In fact, a 20-entry standard pool will typically be decided between Weeks 9 and 13, and have just a handful of entries still alive after the end of Week 5 on average.
A 1000-entry standard pool, on the other hand, would usually be expected to get all the way through Week 17 with at least one, and often more than one entry surviving.
Different Pool Length = Different Future Value Approach
Because small and large pools have different expected lengths, a cookie cutter approach to Future Value would not be wise.
For the smaller pool, there should be less emphasis on the later weeks. If a team has some high value weeks in the early part of the season, but then no more high value weeks until the final few weeks, it would make far less sense to save that team for the future in a small pool.
In larger pools that usually get all the way to Week 17, on the other hand, it makes little sense to ignore the future value of teams that could be valuable in the final few weeks of the season.
Risk versus Reward Based on Pool Size
Let’s think back to our discussion of expected prize share based on pool size, and how it impacts risk versus reward of making certain picks.
As with a variety of other pools that we cover, such as NFL pick’em contests and March Madness pools, size can dictate the acceptable level of risk. The fewer the number of entries there are, the higher the relative risk of a loss. A loss when you have a 10% expectation of winning the prize is costlier than a loss when you are an extreme longshot anyway, and have a 0.1% chance of winning.
Further, as we discussed when talking about Expected Value, your own pick decision impacts EV. That impact is not uniform across pool sizes. Your selection has a bigger negative impact on EV when
- the overall number of remaining entries is smaller and
- when the overall number of entries surviving with your needed outcome is smaller.
Taking bigger risks (unpopular teams that have worse win odds) are relatively a worse proposition then, EV-wise, when the pool size is very small.
Pool size, then impacts risk in the following major ways:
- In pools with few entries (or entries remaining alive), the relative impact of your pick has more of an adverse impact on your pick’s EV, particularly with an unpopular choice;
- With a higher expected pot share if there are fewer entries, your relative risk is higher with a loss;
- Because Future Value is less important, you do not have to take as many risks where you avoid top choices now to save those teams for the future.

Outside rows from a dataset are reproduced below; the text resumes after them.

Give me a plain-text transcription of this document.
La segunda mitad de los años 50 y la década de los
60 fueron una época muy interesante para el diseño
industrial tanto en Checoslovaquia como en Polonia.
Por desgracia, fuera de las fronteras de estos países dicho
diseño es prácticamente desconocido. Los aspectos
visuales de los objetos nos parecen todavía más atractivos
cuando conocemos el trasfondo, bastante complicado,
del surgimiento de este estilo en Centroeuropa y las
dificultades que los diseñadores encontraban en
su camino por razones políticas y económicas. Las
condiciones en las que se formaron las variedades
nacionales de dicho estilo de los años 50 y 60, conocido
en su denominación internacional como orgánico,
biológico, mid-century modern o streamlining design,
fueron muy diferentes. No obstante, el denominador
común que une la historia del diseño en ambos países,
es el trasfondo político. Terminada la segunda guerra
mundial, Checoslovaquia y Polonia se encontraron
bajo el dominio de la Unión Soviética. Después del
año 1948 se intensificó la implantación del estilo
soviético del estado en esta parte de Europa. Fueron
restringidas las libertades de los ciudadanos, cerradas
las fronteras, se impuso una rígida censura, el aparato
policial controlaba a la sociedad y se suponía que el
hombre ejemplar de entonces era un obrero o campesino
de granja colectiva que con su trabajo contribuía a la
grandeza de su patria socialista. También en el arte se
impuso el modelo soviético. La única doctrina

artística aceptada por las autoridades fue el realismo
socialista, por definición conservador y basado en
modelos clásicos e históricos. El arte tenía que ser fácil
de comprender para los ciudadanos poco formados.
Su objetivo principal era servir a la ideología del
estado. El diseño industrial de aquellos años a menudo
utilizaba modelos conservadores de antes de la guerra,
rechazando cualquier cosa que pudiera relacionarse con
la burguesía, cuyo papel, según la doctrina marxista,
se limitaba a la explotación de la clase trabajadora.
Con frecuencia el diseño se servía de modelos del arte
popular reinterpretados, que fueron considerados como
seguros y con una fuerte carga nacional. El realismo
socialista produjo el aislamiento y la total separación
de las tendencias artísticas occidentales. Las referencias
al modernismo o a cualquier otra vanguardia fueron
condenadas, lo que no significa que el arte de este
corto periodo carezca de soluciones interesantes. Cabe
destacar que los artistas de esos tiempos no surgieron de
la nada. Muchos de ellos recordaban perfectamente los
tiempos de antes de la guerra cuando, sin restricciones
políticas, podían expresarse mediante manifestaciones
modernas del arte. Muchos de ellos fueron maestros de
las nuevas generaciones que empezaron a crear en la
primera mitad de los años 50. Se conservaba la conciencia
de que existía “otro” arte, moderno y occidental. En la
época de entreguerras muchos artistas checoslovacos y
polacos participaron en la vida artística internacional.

Strategy Can Change Based on Weekly Results
Up until now, we’ve been largely talking about pool size in relation to the number of entries when the contest begins. But every year is different. Every pool is different. In some years, we have high survival rates through the first few weeks. In others, a large number of entries can be wiped out early, changing the strategy for those that survive.
Take 2018 as an example. Over half of all entries lost in the opening week, when the Saints lost to Tampa Bay as the largest favorite. After Minnesota was upset in Week 3 (with over 60% of remaining entries picking them) fewer than 10% of all entries were still alive after only just three weeks of action!
On average, it takes through about Week 6 to hit that elimination rate. So 2018 was about three weeks “ahead of schedule” in terms of eliminations compared to the average season.
Well, an entry that just continued with the same strategy as the outset of the season would be at a disadvantage. Suddenly, even in a pool that normally reached Week 17, those final few weeks became relatively more unlikely to matter.
Conversely, if you are in a 25-entry pool and 20 entries are still alive after Week 4, then relying on historical estimates that the pool usually ends by Week 8 and you don’t need to worry about Week 9 may be foolish.
At TeamRankings, our Future Value estimates adjust with the specifics of your pool. You shouldn’t think of the impact of Pool Size as a static consideration that is established at the start of the year only. The best strategy evolves to account for the results of each week, and how it impacts the odds of reaching certain milestones.